Four Blind Mice
- Author: James Patterson
- Language: English
- Series: Alex Cross
- Genre: Crime, mystery, thriller
- Publisher: Little, Brown and Company
- Publication date: November 18, 2002 (1st ed. hardcover)
- Publication place: United States
- Pages: 400
- ISBN: 978-0-316-69300-4
- Preceded by: Violets Are Blue
- Followed by: The Big Bad Wolf

= Four Blind Mice =

Book by James Patterson

Four Blind Mice is the eighth novel featuring the Washington, D.C. homicide detective and forensic psychologist Alex Cross, written by James Patterson.

== Plot ==
The novel features Washington D.C. Metro Police homicide detectives Alex Cross and John Sampson as protagonists. While investigating the wrongful conviction and execution of US Army Sergeant Ellis Cooper, their investigation uncovers a series of Army personnel wrongfully convicted and executed for murdering countless civilians. In each instance, the murderer's modus operandi involved painting the corpse.

In the course of the investigation, Cross and Sampson discover that three Army Rangers had committed similar crimes during the Vietnam War. The three Rangers, nicknamed the "Three Blind Mice" (Thomas Starkey, Brownley Harris, and Warren Griffin), had performed a series of unauthorized killings of unarmed villagers and subsequently painted the bodies red, white, and blue. Cross and Sampson track down the killers, but all three are killed in the resulting gunfight.

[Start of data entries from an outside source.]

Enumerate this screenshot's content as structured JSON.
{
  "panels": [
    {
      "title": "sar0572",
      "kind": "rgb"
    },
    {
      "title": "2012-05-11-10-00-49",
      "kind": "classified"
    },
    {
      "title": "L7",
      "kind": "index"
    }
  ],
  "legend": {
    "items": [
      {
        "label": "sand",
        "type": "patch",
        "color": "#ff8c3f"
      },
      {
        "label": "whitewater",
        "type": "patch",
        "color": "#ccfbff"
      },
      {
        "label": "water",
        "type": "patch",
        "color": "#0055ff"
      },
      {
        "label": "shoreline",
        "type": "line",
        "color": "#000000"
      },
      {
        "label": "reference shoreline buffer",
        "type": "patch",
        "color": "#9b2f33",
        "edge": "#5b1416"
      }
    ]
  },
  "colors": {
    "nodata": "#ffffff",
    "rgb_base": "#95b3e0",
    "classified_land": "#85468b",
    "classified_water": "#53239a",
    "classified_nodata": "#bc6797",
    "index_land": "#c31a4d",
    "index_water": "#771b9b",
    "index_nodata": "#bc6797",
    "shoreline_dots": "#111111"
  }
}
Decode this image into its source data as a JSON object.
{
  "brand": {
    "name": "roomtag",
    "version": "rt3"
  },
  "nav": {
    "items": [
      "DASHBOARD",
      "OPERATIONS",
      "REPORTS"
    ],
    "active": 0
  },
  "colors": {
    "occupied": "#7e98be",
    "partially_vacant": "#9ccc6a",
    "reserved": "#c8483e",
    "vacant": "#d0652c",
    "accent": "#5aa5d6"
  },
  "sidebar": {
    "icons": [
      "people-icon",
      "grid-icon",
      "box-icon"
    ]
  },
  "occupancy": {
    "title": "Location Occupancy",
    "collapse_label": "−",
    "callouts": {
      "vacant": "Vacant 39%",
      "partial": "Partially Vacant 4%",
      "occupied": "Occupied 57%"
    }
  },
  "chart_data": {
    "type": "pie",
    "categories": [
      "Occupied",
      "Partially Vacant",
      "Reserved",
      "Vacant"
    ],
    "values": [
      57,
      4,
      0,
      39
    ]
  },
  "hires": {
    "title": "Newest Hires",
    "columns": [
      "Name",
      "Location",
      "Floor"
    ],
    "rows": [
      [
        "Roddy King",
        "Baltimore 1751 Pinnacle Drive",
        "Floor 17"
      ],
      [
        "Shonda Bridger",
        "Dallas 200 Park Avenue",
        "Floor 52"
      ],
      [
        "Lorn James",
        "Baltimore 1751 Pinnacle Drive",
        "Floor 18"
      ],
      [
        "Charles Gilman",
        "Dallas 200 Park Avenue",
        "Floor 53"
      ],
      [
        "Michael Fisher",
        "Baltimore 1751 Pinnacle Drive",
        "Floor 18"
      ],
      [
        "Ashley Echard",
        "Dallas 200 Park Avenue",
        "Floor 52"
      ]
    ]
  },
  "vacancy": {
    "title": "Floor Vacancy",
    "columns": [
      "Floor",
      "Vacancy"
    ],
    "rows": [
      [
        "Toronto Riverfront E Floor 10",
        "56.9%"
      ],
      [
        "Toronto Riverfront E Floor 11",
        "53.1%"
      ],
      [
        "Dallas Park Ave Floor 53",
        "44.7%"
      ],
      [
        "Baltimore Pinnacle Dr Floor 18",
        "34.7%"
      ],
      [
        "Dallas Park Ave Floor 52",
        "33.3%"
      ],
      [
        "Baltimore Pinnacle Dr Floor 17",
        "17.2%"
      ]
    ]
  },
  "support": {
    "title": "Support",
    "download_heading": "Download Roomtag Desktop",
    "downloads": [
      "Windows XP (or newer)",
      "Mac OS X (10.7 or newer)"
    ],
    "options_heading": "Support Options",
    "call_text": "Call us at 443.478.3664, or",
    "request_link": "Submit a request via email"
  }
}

Cross determines that the mastermind behind the murders is General Mark Hutchinson, Commandant of West Point. Hutchinson had been ordering The Three Blind Mice to frame Army personnel who had committed atrocities while serving in Vietnam. Another victim, Colonel Handler, had discovered the plot and was killed so as to not jeopardize Hutchinson's candidacy for the Joint Chiefs of Staff. Hutchinson captures Cross, but before he can murder him, Hutchinson is killed by members of a Vietnamese street gang in retaliation for his sanctioning of and involvement in Vietnam War atrocities.